If in the following year, market returns were positive and the balance is now $1.1 million, a maximum of $42,000 would be spent (an increase of 5% on the prior year’s $40,000 withdrawal).
Without the 5% ceiling, $44,000 would have been drawn (4% of $1.1 million). In a poor year, they should cut spending to the floor of $39,000 ($40,000 less 2.5%) but no more.
Applying the ‘cap and floor’ approach to calculate each year’s of a client’s spending can reduce the variability in retirement income while balancing the likelihood that an investment portfolio can last the distance required.

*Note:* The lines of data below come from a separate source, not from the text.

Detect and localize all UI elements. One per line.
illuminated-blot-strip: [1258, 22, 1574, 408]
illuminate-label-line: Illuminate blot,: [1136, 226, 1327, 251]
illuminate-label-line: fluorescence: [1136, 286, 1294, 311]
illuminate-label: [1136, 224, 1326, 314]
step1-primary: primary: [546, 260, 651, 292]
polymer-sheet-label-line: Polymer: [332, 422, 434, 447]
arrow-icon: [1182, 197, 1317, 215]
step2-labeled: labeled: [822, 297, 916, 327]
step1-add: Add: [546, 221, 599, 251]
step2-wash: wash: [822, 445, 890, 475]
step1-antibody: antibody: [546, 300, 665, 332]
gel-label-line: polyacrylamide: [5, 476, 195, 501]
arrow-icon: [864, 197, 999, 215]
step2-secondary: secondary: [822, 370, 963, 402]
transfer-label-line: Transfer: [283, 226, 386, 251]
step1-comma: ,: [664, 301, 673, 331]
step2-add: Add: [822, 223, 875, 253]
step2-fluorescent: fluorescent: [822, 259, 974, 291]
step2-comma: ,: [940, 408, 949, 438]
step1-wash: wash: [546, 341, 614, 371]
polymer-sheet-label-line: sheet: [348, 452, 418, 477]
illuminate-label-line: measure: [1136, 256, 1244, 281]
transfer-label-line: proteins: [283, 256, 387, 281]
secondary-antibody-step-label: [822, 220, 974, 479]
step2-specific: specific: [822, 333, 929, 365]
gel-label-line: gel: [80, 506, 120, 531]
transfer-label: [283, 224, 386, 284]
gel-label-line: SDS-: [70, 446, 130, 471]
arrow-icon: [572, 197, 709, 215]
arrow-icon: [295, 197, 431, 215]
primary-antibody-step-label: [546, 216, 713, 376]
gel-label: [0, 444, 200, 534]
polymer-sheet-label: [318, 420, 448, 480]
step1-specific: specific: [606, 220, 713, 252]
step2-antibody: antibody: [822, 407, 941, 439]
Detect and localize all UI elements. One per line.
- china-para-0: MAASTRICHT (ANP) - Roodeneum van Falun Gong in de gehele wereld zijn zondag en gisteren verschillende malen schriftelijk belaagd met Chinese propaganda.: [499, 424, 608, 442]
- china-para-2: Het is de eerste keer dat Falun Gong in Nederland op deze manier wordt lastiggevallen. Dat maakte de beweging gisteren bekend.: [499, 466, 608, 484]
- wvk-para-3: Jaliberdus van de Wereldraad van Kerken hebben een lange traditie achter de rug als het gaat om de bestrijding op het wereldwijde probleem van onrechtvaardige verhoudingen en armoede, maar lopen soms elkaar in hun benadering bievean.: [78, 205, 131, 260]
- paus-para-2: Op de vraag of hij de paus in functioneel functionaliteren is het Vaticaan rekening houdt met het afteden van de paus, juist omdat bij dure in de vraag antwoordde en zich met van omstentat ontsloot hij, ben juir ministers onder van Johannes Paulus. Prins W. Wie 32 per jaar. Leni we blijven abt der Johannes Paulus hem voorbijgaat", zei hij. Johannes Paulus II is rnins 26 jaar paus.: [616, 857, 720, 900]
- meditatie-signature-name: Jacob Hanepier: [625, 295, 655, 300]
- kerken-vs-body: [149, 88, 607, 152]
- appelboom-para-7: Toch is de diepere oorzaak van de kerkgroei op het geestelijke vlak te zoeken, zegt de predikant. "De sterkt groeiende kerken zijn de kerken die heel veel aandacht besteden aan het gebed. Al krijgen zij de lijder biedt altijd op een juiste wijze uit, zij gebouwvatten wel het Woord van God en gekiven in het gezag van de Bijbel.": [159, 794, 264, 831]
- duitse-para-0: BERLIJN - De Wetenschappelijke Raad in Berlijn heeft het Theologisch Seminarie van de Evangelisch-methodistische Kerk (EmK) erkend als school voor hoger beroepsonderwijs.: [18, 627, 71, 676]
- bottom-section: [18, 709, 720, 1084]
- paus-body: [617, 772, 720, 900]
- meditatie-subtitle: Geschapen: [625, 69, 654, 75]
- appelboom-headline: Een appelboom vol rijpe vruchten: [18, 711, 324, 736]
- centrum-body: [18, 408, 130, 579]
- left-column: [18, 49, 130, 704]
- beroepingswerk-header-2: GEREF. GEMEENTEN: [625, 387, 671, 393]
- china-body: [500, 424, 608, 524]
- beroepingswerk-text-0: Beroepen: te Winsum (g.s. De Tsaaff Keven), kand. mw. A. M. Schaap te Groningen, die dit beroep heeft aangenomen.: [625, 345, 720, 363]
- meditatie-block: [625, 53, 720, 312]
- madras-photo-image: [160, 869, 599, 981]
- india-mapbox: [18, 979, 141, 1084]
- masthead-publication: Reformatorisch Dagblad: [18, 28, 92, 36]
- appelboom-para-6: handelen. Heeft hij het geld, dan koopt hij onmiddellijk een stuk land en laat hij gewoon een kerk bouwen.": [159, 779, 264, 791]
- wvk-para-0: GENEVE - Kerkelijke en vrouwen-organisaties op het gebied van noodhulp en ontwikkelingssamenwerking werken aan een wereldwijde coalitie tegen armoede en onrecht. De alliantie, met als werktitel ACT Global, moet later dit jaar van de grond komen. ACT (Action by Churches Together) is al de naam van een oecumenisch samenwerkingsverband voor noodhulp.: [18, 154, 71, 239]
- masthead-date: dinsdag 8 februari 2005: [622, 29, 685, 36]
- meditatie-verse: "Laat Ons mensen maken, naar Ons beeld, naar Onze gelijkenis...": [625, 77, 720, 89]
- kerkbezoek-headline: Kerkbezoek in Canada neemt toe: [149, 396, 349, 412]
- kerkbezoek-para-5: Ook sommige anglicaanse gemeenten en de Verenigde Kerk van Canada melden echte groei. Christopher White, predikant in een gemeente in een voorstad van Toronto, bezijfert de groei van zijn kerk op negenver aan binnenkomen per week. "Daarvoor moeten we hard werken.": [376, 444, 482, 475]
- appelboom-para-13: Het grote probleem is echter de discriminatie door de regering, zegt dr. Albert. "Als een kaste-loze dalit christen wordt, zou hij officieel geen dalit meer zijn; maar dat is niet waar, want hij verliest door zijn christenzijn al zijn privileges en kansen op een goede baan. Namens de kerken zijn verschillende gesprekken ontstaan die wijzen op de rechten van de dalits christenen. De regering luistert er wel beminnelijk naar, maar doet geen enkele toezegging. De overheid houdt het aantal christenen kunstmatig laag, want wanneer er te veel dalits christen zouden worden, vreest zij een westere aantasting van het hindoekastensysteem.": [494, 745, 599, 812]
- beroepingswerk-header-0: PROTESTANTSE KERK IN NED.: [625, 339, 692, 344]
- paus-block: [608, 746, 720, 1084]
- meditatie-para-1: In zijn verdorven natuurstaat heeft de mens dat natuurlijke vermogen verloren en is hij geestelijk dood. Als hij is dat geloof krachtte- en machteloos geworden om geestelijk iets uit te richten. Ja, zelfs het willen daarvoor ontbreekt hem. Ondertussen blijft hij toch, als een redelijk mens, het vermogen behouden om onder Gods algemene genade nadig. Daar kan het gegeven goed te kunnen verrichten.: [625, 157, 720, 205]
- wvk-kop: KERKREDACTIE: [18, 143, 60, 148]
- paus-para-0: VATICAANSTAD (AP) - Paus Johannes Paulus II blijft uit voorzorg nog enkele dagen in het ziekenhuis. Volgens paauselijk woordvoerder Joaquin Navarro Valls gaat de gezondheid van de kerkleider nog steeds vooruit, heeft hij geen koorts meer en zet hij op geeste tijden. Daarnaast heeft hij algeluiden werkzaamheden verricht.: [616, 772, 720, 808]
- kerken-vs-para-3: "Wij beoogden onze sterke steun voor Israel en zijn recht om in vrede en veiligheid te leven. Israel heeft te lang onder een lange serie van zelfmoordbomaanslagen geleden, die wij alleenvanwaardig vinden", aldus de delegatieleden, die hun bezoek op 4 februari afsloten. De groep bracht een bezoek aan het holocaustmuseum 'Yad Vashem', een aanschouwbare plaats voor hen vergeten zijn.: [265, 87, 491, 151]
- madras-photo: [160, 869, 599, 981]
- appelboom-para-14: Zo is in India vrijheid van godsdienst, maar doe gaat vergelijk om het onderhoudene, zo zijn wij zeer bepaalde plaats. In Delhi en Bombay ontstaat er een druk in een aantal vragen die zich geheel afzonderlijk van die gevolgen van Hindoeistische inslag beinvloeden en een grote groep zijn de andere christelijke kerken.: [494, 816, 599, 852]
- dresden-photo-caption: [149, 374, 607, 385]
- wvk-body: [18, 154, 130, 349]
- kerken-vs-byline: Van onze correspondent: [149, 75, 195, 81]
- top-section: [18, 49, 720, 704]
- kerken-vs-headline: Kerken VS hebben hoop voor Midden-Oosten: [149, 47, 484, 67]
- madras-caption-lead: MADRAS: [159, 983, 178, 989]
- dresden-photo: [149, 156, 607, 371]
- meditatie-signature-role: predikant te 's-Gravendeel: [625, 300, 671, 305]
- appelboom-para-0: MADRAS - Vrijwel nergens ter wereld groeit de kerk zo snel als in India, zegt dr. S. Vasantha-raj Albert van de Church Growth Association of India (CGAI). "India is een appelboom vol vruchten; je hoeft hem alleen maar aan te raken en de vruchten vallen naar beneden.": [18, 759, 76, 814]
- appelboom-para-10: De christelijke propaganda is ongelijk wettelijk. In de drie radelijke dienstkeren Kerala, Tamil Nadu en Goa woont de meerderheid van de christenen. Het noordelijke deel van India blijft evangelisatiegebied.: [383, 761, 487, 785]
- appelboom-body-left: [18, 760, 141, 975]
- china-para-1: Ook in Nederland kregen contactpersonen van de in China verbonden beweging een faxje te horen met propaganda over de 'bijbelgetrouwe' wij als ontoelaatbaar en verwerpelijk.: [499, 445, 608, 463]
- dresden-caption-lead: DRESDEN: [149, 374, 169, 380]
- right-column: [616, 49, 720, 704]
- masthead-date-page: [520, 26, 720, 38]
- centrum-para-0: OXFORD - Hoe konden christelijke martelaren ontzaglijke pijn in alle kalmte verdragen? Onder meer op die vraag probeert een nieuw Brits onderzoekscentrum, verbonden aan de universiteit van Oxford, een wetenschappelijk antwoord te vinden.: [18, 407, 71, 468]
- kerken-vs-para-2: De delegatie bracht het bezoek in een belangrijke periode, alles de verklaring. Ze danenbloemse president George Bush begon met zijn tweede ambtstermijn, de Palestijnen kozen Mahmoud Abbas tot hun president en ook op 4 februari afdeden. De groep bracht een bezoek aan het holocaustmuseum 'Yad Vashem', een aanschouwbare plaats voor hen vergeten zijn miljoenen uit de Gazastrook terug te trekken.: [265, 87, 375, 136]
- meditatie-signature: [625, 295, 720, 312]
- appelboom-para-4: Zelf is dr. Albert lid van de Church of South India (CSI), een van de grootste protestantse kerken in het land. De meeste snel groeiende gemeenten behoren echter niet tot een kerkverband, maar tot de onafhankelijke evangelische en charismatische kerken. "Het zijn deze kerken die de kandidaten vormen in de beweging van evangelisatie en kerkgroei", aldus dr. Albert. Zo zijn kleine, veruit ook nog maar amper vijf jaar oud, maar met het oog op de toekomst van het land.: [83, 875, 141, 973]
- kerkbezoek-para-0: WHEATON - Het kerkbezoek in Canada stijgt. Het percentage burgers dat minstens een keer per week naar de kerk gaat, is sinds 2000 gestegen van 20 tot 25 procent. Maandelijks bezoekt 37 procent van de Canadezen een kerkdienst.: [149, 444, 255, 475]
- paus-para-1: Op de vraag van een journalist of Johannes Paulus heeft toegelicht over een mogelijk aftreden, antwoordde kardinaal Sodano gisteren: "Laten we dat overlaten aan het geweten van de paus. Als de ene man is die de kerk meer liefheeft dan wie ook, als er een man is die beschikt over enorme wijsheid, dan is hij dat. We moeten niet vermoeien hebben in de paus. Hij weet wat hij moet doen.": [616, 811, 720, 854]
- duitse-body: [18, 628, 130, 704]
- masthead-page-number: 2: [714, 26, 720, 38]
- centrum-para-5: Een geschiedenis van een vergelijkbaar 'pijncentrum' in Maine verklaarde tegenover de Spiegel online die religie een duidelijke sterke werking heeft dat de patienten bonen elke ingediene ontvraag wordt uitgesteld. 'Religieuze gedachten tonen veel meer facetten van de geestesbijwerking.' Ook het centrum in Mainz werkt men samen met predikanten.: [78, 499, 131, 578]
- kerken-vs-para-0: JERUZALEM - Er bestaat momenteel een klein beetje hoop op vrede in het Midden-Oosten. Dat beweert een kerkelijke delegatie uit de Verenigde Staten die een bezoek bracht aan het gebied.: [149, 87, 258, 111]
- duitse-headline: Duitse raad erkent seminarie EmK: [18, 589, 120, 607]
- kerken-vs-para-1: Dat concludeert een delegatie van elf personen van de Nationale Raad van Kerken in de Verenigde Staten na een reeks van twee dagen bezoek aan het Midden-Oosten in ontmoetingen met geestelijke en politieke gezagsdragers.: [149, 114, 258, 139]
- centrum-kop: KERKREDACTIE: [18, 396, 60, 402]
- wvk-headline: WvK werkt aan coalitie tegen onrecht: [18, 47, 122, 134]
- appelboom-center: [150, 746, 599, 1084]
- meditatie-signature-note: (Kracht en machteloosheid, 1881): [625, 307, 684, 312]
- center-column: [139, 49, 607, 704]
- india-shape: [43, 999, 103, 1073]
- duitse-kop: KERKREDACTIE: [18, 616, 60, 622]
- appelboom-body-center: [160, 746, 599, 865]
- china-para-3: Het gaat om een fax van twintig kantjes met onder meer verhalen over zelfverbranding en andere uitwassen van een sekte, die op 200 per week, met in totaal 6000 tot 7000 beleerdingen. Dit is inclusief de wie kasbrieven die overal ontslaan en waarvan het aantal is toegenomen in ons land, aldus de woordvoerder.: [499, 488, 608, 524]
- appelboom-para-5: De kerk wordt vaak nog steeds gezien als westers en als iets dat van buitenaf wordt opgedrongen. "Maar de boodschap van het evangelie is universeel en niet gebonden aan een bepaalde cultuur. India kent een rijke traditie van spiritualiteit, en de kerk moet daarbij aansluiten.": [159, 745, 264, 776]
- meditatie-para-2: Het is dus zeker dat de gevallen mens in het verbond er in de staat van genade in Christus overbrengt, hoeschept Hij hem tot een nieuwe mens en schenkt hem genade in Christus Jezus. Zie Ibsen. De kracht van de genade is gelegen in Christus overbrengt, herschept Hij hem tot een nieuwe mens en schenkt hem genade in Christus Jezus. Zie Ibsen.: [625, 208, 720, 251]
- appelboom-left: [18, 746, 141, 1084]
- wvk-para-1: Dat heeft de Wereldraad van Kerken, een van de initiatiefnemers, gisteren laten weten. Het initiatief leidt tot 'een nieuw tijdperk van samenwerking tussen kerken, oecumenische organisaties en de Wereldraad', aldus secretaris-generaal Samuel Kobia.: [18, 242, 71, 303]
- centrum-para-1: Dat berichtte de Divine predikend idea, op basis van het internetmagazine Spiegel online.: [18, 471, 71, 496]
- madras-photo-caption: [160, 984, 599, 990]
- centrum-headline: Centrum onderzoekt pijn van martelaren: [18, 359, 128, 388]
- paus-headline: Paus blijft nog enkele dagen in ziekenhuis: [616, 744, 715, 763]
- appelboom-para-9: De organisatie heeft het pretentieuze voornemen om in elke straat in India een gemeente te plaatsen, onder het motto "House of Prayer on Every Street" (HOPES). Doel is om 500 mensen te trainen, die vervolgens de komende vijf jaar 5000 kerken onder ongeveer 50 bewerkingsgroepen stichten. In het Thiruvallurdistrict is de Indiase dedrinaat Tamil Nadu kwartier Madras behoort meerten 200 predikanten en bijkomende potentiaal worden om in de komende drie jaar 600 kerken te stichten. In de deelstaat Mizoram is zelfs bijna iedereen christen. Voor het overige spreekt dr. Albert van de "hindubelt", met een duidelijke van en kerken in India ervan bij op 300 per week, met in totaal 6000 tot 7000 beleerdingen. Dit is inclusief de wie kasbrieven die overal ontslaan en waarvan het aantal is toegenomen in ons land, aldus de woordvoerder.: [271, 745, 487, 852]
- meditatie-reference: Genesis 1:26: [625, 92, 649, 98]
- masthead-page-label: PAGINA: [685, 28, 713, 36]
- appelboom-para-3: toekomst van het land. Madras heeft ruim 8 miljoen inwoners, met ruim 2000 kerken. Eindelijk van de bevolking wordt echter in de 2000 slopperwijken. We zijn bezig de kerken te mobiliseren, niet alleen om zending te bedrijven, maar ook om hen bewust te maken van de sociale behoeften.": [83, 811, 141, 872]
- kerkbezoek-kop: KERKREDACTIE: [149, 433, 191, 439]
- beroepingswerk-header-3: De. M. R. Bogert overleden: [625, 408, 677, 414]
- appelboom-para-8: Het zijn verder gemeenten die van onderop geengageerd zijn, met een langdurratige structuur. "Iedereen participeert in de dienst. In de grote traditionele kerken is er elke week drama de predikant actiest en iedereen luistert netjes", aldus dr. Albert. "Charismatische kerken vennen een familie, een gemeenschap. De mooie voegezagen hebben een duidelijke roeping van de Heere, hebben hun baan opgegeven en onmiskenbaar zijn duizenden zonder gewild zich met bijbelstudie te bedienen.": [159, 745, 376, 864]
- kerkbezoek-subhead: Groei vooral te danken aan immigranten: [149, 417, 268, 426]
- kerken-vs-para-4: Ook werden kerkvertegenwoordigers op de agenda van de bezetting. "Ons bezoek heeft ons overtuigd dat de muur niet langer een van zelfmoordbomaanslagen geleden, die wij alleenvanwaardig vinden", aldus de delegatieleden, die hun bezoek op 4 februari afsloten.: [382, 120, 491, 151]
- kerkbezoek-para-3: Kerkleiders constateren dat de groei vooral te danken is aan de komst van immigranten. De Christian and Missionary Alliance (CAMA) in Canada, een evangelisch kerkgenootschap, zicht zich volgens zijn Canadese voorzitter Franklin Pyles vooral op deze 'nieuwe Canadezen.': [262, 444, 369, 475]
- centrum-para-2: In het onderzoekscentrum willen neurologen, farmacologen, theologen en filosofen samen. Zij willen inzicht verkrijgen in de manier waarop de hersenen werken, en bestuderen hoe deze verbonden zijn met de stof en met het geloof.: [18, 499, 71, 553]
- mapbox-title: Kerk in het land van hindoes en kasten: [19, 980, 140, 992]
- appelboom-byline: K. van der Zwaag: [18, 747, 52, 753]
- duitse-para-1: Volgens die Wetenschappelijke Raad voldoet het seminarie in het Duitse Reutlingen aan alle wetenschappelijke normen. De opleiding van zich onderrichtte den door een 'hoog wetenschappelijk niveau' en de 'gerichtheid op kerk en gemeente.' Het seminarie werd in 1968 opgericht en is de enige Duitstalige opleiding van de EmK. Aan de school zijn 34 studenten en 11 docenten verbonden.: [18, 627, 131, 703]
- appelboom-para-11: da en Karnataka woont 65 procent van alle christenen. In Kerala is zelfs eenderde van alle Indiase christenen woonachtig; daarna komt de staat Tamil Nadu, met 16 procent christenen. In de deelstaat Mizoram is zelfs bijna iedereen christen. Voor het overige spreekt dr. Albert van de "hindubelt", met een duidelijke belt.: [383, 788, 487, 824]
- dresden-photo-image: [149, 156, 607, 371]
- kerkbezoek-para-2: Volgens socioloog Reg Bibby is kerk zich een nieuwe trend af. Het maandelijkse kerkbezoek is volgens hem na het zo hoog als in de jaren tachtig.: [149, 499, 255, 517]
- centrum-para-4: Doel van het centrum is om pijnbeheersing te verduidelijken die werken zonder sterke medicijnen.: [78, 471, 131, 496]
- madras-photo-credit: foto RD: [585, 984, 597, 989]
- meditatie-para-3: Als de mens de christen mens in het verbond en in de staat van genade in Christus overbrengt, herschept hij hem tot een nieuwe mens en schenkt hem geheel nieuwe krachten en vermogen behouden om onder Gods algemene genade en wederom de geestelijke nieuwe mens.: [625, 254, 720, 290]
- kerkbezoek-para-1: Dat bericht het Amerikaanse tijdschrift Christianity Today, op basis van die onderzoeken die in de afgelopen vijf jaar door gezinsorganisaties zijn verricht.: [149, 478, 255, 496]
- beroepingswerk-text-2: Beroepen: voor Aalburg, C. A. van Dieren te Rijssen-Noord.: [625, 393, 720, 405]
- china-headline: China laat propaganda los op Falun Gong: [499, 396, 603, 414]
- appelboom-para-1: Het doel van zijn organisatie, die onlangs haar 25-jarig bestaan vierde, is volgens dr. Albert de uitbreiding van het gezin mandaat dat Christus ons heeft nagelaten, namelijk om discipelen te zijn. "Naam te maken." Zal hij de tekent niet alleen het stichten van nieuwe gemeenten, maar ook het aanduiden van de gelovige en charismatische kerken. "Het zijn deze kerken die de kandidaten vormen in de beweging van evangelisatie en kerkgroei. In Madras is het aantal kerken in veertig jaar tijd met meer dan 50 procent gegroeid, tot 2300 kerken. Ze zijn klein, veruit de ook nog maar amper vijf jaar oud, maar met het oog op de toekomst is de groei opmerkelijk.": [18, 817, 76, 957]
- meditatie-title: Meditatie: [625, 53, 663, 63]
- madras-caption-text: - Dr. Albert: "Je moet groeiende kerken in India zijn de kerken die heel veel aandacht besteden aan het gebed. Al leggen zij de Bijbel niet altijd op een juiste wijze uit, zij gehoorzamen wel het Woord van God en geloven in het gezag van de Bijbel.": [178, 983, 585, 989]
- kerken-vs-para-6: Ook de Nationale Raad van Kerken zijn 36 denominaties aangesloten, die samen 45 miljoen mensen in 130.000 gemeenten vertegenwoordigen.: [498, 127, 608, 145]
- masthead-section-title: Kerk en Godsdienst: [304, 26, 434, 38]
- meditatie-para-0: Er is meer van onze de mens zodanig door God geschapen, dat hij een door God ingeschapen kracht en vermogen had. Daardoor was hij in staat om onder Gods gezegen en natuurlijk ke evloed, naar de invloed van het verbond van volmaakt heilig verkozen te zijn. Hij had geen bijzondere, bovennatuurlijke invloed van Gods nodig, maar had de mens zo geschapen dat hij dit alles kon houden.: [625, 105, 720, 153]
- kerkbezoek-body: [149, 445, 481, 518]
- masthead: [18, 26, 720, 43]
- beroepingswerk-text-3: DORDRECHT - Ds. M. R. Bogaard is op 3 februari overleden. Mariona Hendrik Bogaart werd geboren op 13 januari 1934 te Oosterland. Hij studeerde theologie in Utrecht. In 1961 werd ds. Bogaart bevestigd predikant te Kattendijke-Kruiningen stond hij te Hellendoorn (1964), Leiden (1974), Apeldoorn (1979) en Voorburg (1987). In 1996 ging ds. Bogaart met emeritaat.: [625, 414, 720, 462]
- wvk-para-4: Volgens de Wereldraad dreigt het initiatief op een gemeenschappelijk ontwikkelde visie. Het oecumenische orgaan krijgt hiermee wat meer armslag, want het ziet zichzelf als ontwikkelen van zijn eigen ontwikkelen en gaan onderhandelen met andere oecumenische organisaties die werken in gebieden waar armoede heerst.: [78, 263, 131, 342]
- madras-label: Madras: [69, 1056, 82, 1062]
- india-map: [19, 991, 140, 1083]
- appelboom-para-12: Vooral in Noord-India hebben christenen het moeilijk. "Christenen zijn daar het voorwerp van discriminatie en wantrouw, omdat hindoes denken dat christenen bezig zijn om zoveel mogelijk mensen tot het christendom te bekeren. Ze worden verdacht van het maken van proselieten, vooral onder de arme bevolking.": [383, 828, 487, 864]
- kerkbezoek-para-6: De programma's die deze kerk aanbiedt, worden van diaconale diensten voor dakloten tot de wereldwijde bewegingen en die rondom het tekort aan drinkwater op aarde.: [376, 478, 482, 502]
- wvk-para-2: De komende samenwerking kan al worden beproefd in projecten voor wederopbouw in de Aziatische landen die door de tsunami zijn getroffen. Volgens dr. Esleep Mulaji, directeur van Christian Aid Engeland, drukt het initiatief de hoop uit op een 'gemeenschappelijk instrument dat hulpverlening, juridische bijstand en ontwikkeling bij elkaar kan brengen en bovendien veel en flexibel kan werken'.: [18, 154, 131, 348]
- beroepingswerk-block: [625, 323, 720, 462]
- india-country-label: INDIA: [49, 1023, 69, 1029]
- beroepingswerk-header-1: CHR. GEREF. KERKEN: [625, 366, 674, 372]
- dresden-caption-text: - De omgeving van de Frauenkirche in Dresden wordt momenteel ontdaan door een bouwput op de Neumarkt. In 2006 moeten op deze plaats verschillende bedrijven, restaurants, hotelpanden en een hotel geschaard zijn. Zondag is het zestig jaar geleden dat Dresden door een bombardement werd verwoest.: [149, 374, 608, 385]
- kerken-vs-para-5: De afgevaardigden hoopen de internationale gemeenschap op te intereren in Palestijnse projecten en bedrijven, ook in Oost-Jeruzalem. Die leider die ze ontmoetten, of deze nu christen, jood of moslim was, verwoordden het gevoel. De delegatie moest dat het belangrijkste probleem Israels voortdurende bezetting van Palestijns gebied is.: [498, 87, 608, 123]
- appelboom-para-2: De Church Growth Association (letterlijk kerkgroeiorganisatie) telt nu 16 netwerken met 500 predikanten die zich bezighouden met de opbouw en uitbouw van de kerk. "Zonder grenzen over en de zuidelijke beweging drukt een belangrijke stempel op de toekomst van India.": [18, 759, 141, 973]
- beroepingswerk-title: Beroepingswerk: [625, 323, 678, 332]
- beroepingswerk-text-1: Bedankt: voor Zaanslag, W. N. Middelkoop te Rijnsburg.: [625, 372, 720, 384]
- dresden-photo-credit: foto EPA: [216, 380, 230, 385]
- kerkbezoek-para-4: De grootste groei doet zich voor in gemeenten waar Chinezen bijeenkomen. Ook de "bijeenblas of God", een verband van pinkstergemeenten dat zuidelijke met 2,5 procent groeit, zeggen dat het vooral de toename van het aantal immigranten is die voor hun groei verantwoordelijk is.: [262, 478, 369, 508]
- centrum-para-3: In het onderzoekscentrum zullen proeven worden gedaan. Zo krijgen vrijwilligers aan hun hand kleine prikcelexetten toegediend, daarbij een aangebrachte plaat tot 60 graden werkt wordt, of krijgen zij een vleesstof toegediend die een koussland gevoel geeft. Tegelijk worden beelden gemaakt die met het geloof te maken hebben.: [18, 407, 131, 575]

Moving a client’s investment strategy to a total-return approach allows for the separation of an investment strategy from their spending strategy and enables a planner to help a retiree client better tailor their spending strategy to their retirement goals. This, alongside staying the course and taking the longer-term view instead of focusing on the current market volatility, can help ride out this health pandemic with more confidence.
MOST RETIREES ON TRACK
Finally, the Vanguard/Investment Trends SMSF report showed that 70% of planners are confident their SMSF retiree clients will not require the Age Pension in the future, particularly those who are under 65 years old.
Of their clients still in accumulation phase, advisers felt that some 79% were on track to achieving their retirement goals.
Some 84% of advisers reported their retiree clients were drawing down in a sustainable manner.
Of the remaining 16% the most popular advice provided to these clients in order to correct this was to review their budget, expenses and spending habits, downside their home and explore the Age Pension entitlements, to return to paid employment and to use higher income generating investments.
Aidan Geysen is head of investment strategy at Vanguard Australia.